After establishing a video stream and seeing my beautiful mug on my laptop screen, I next worked on harnessing OpenCV in order to start get some tracking started. There are a slew of trained models to choose from that are included in the library, but I settled on frontal face detection and eye detection. Both of the chosen models use a detection technique known as Haar-cascade, but if one has the yearning to choose a different detection model they are more than welcome to choose another type from OpenCV’s library. There are different ways to detect something like an edge, and the documentation provided by the OpenCV team does a great job of explaining the nitty gritty of some of these methods. At its core, Haar-cascade detection uses “edge features”, “line features”, and “four-rectangle features” and more specifically the ratio of white and black pixels in an image to determine where edges exist. This detection, combined with the trained model that has been given lots of “positive” (face included) and “negative” (no face) data, produces a toolset that we can use to find faces in a picture or video pretty accurately. Very soon after reading the documentation, I was able to draw a nice green rectangle around an individual’s face within a scene, and it would also work for multiple people, albeit a little buggy at times.

With the face tracking out of the way so to speak, my next step was to attempt a fun demo incorporating a cartoon ninja mask laid over someone’s face. The naive approach would lead us to believe that placing an image in a video stream is as simple as adding a “layer” to said video that displays our image on “top”. OpenCV doesn’t work in this manner when combining images, instead, it opts for bitwise operations on both images. What this entails is essentially creating a mask of the smaller image that will be placed on “top”, using the mask to determine the actual footprint of the image on the main picture or video, and essentially subtracting that data from the existing image.

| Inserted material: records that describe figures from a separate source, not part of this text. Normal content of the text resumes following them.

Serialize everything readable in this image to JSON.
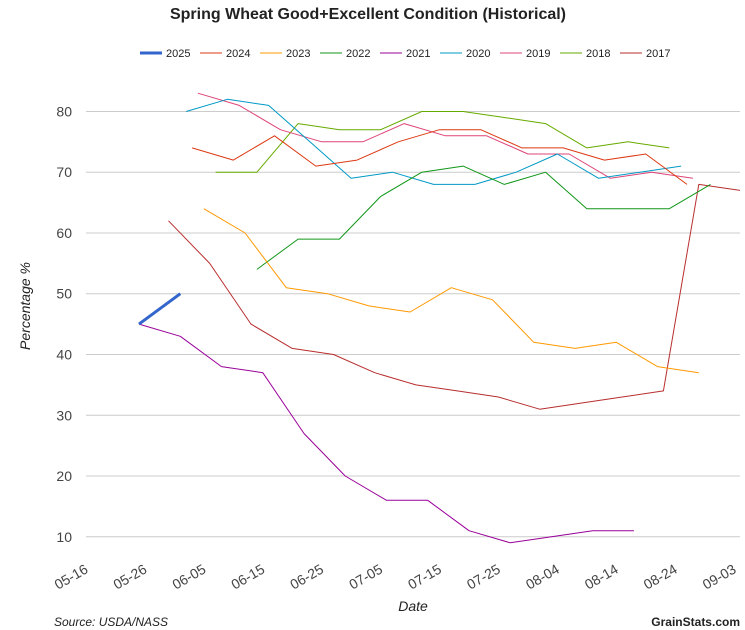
{
  "chart_data": {
    "type": "line",
    "title": "Spring Wheat Good+Excellent Condition (Historical)",
    "xlabel": "Date",
    "ylabel": "Percentage %",
    "ylim": [
      7,
      86
    ],
    "yticks": [
      10,
      20,
      30,
      40,
      50,
      60,
      70,
      80
    ],
    "xlim": [
      0,
      111
    ],
    "xticks": [
      {
        "label": "05-16",
        "day": 0
      },
      {
        "label": "05-26",
        "day": 10
      },
      {
        "label": "06-05",
        "day": 20
      },
      {
        "label": "06-15",
        "day": 30
      },
      {
        "label": "06-25",
        "day": 40
      },
      {
        "label": "07-05",
        "day": 50
      },
      {
        "label": "07-15",
        "day": 60
      },
      {
        "label": "07-25",
        "day": 70
      },
      {
        "label": "08-04",
        "day": 80
      },
      {
        "label": "08-14",
        "day": 90
      },
      {
        "label": "08-24",
        "day": 100
      },
      {
        "label": "09-03",
        "day": 110
      }
    ],
    "x_unit": "days since 05-16",
    "grid": true,
    "legend_position": "top",
    "series": [
      {
        "name": "2025",
        "color": "#3366cc",
        "width": 3,
        "points": [
          [
            9,
            45
          ],
          [
            16,
            50
          ]
        ]
      },
      {
        "name": "2024",
        "color": "#dc3912",
        "width": 1,
        "points": [
          [
            18,
            74
          ],
          [
            25,
            72
          ],
          [
            32,
            76
          ],
          [
            39,
            71
          ],
          [
            46,
            72
          ],
          [
            53,
            75
          ],
          [
            60,
            77
          ],
          [
            67,
            77
          ],
          [
            74,
            74
          ],
          [
            81,
            74
          ],
          [
            88,
            72
          ],
          [
            95,
            73
          ],
          [
            102,
            68
          ]
        ]
      },
      {
        "name": "2023",
        "color": "#ff9900",
        "width": 1,
        "points": [
          [
            20,
            64
          ],
          [
            27,
            60
          ],
          [
            34,
            51
          ],
          [
            41,
            50
          ],
          [
            48,
            48
          ],
          [
            55,
            47
          ],
          [
            62,
            51
          ],
          [
            69,
            49
          ],
          [
            76,
            42
          ],
          [
            83,
            41
          ],
          [
            90,
            42
          ],
          [
            97,
            38
          ],
          [
            104,
            37
          ]
        ]
      },
      {
        "name": "2022",
        "color": "#109618",
        "width": 1,
        "points": [
          [
            29,
            54
          ],
          [
            36,
            59
          ],
          [
            43,
            59
          ],
          [
            50,
            66
          ],
          [
            57,
            70
          ],
          [
            64,
            71
          ],
          [
            71,
            68
          ],
          [
            78,
            70
          ],
          [
            85,
            64
          ],
          [
            92,
            64
          ],
          [
            99,
            64
          ],
          [
            106,
            68
          ]
        ]
      },
      {
        "name": "2021",
        "color": "#990099",
        "width": 1,
        "points": [
          [
            9,
            45
          ],
          [
            16,
            43
          ],
          [
            23,
            38
          ],
          [
            30,
            37
          ],
          [
            37,
            27
          ],
          [
            44,
            20
          ],
          [
            51,
            16
          ],
          [
            58,
            16
          ],
          [
            65,
            11
          ],
          [
            72,
            9
          ],
          [
            79,
            10
          ],
          [
            86,
            11
          ],
          [
            93,
            11
          ]
        ]
      },
      {
        "name": "2020",
        "color": "#0099c6",
        "width": 1,
        "points": [
          [
            17,
            80
          ],
          [
            24,
            82
          ],
          [
            31,
            81
          ],
          [
            38,
            75
          ],
          [
            45,
            69
          ],
          [
            52,
            70
          ],
          [
            59,
            68
          ],
          [
            66,
            68
          ],
          [
            73,
            70
          ],
          [
            80,
            73
          ],
          [
            87,
            69
          ],
          [
            94,
            70
          ],
          [
            101,
            71
          ]
        ]
      },
      {
        "name": "2019",
        "color": "#dd4477",
        "width": 1,
        "points": [
          [
            19,
            83
          ],
          [
            26,
            81
          ],
          [
            33,
            77
          ],
          [
            40,
            75
          ],
          [
            47,
            75
          ],
          [
            54,
            78
          ],
          [
            61,
            76
          ],
          [
            68,
            76
          ],
          [
            75,
            73
          ],
          [
            82,
            73
          ],
          [
            89,
            69
          ],
          [
            96,
            70
          ],
          [
            103,
            69
          ]
        ]
      },
      {
        "name": "2018",
        "color": "#66aa00",
        "width": 1,
        "points": [
          [
            22,
            70
          ],
          [
            29,
            70
          ],
          [
            36,
            78
          ],
          [
            43,
            77
          ],
          [
            50,
            77
          ],
          [
            57,
            80
          ],
          [
            64,
            80
          ],
          [
            71,
            79
          ],
          [
            78,
            78
          ],
          [
            85,
            74
          ],
          [
            92,
            75
          ],
          [
            99,
            74
          ]
        ]
      },
      {
        "name": "2017",
        "color": "#b82e2e",
        "width": 1,
        "points": [
          [
            14,
            62
          ],
          [
            21,
            55
          ],
          [
            28,
            45
          ],
          [
            35,
            41
          ],
          [
            42,
            40
          ],
          [
            49,
            37
          ],
          [
            56,
            35
          ],
          [
            63,
            34
          ],
          [
            70,
            33
          ],
          [
            77,
            31
          ],
          [
            84,
            32
          ],
          [
            91,
            33
          ],
          [
            98,
            34
          ],
          [
            104,
            68
          ],
          [
            111,
            67
          ]
        ]
      }
    ]
  },
  "footer": {
    "source": "Source: USDA/NASS",
    "brand": "GrainStats.com"
  }
}
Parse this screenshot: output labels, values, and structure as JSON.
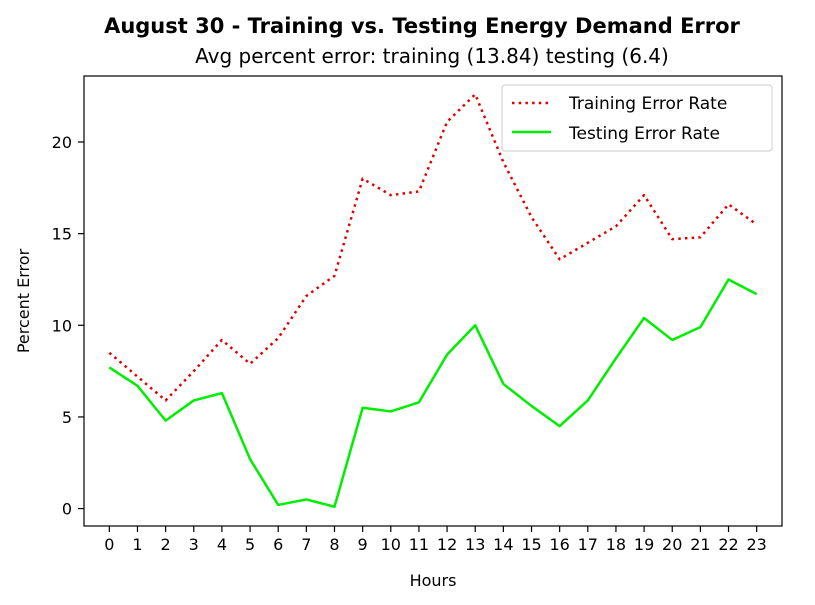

After that is finished, we have blocked out the exact space that the new image will take up, and we are effectively adding our new data to the existing frame. Without the blocking technique, the images will be combined and add a sort of opacity to the image on top, which isn’t what we want.

Though there are stutters and dropped frames from time to time in the video, all of this combined to become a very fun experiment that I hope will inspire others to take a stab at this implementation of computer vision. My next steps for this project will be to fix the scaling issues that exist on the image that we are using as a mask, as well as add some type of menu so a user can simply choose their own silly mask, or possibly upload their own image.